Hamilton is in need of a good result after wiping himself out on Kamui Kobayashi's Sauber at Spa and costing himself a likely win at the Hungaroring with a spin and subsequent rejoining manoeuvre that was judged reckless by the stewards. Monza has not been kind to him since he finished second on his Italian Grand Prix debut. In 2008, a qualifying tyre blunder left him down the grid and with only a couple of points at the finish and a year later he crashed out of third place on the final lap in a futile chase of the leading Brawns. If he can survive the first and last lap flashpoints, he should at least be able to return to the podium here.

Whoever emerges as the winner, the DRS rear wing is likely to play a key role. There are two independent activation zones, one on the run from Lesmo 2 to Ascari and one on the main straight, each with their own detection zones. Button is among those to tip a slipstreaming classic at a track that has not produced a great deal of passing in F1 of late, but it's not a foregone conclusion.

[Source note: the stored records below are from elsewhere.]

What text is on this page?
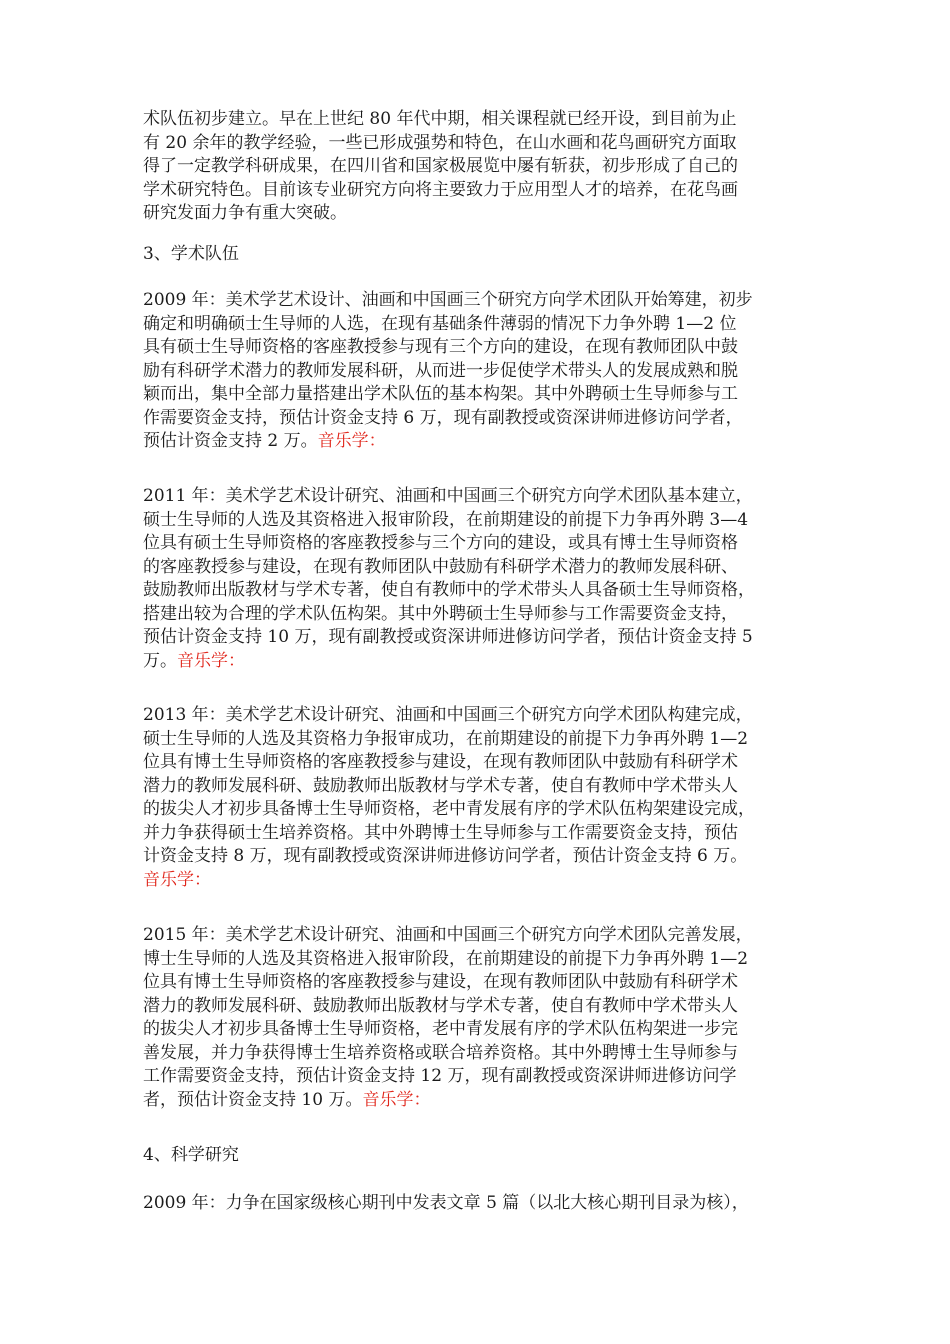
术队伍初步建立。早在上世纪 80 年代中期，相关课程就已经开设，到目前为止
有 20 余年的教学经验，一些已形成强势和特色，在山水画和花鸟画研究方面取
得了一定教学科研成果，在四川省和国家极展览中屡有斩获，初步形成了自己的
学术研究特色。目前该专业研究方向将主要致力于应用型人才的培养，在花鸟画
研究发面力争有重大突破。
3、学术队伍
2009 年：美术学艺术设计、油画和中国画三个研究方向学术团队开始筹建，初步
确定和明确硕士生导师的人选，在现有基础条件薄弱的情况下力争外聘 1—2 位
具有硕士生导师资格的客座教授参与现有三个方向的建设，在现有教师团队中鼓
励有科研学术潜力的教师发展科研，从而进一步促使学术带头人的发展成熟和脱
颖而出，集中全部力量搭建出学术队伍的基本构架。其中外聘硕士生导师参与工
作需要资金支持，预估计资金支持 6 万，现有副教授或资深讲师进修访问学者，
预估计资金支持 2 万。音乐学：
2011 年：美术学艺术设计研究、油画和中国画三个研究方向学术团队基本建立，
硕士生导师的人选及其资格进入报审阶段，在前期建设的前提下力争再外聘 3—4
位具有硕士生导师资格的客座教授参与三个方向的建设，或具有博士生导师资格
的客座教授参与建设，在现有教师团队中鼓励有科研学术潜力的教师发展科研、
鼓励教师出版教材与学术专著，使自有教师中的学术带头人具备硕士生导师资格，
搭建出较为合理的学术队伍构架。其中外聘硕士生导师参与工作需要资金支持，
预估计资金支持 10 万，现有副教授或资深讲师进修访问学者，预估计资金支持 5
万。音乐学：
2013 年：美术学艺术设计研究、油画和中国画三个研究方向学术团队构建完成，
硕士生导师的人选及其资格力争报审成功，在前期建设的前提下力争再外聘 1—2
位具有博士生导师资格的客座教授参与建设，在现有教师团队中鼓励有科研学术
潜力的教师发展科研、鼓励教师出版教材与学术专著，使自有教师中学术带头人
的拔尖人才初步具备博士生导师资格，老中青发展有序的学术队伍构架建设完成，
并力争获得硕士生培养资格。其中外聘博士生导师参与工作需要资金支持，预估
计资金支持 8 万，现有副教授或资深讲师进修访问学者，预估计资金支持 6 万。
音乐学：
2015 年：美术学艺术设计研究、油画和中国画三个研究方向学术团队完善发展，
博士生导师的人选及其资格进入报审阶段，在前期建设的前提下力争再外聘 1—2
位具有博士生导师资格的客座教授参与建设，在现有教师团队中鼓励有科研学术
潜力的教师发展科研、鼓励教师出版教材与学术专著，使自有教师中学术带头人
的拔尖人才初步具备博士生导师资格，老中青发展有序的学术队伍构架进一步完
善发展，并力争获得博士生培养资格或联合培养资格。其中外聘博士生导师参与
工作需要资金支持，预估计资金支持 12 万，现有副教授或资深讲师进修访问学
者，预估计资金支持 10 万。音乐学：
4、科学研究
2009 年：力争在国家级核心期刊中发表文章 5 篇（以北大核心期刊目录为核），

The deciding factor will be how much of the zone is left when the DRS advantage really kicks in, which is typically when the car unable to open the wing is close to maxing out. This is because defending into Ascari and the first chicane will be relatively easy and to make a move stick, the chasing car will have to be clear by the turn in.

If passing is straightforward, the race could turn into a slipstreaming classic, but there's no foregone conclusion that it will be.

Strategy

Monza is not a tyre chewer - witness Vettel's single stop at the end of the penultimate lap last year - so a two-stop race with a single stint on the slower medium compound seems logical.

But the curveball is how the DRS will affect strategy. If passing is easy, there is an argument for considering a three-stop race if you have enough life in your soft rubber to make that work. Certainly, for those qualifying outside the top 10 it might be worth a shot, especially if they have genuinely quick cars under them.